Missed Causes and Ambiguous Effects: Counterfactuals Pose Challenges for Interpreting Neural Networks
Aaron Mueller
TL;DR
The paper examines how interpreting neural networks via counterfactual interventions faces two core problems: overdetermination, where multiple independent causes can suffice for an effect, and non-transitivity, where counterfactual dependencies do not propagate cleanly through intermediate nodes. It presents a framework for analyzing these issues through causal theory, a case study on Pythia 70M, and a set of practical recommendations. The authors argue that current methods may systematically miss redundant causes and misinterpret causal graphs unless interventions consider sets of components and retain some local dependencies.
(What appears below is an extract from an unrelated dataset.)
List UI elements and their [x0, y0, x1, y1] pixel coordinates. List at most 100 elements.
They also propose exploring alternative causal theories and better causal mediators to improve recall, precision, and interpretability in mechanistic analyses.
Abstract
Interpretability research takes counterfactual theories of causality for granted. Most causal methods rely on counterfactual interventions to inputs or the activations of particular model components, followed by observations of the change in models' output logits or behaviors. While this yields more faithful evidence than correlational methods, counterfactuals nonetheless have key problems that bias our findings in specific and predictable ways. Specifically, (i) counterfactual theories do not effectively capture multiple independently sufficient causes of the same effect, which leads us to miss certain causes entirely; and (ii) counterfactual dependencies in neural networks are generally not transitive, which complicates methods for extracting and interpreting causal graphs from neural networks. We discuss the implications of these challenges for interpretability researchers and propose concrete suggestions for future work.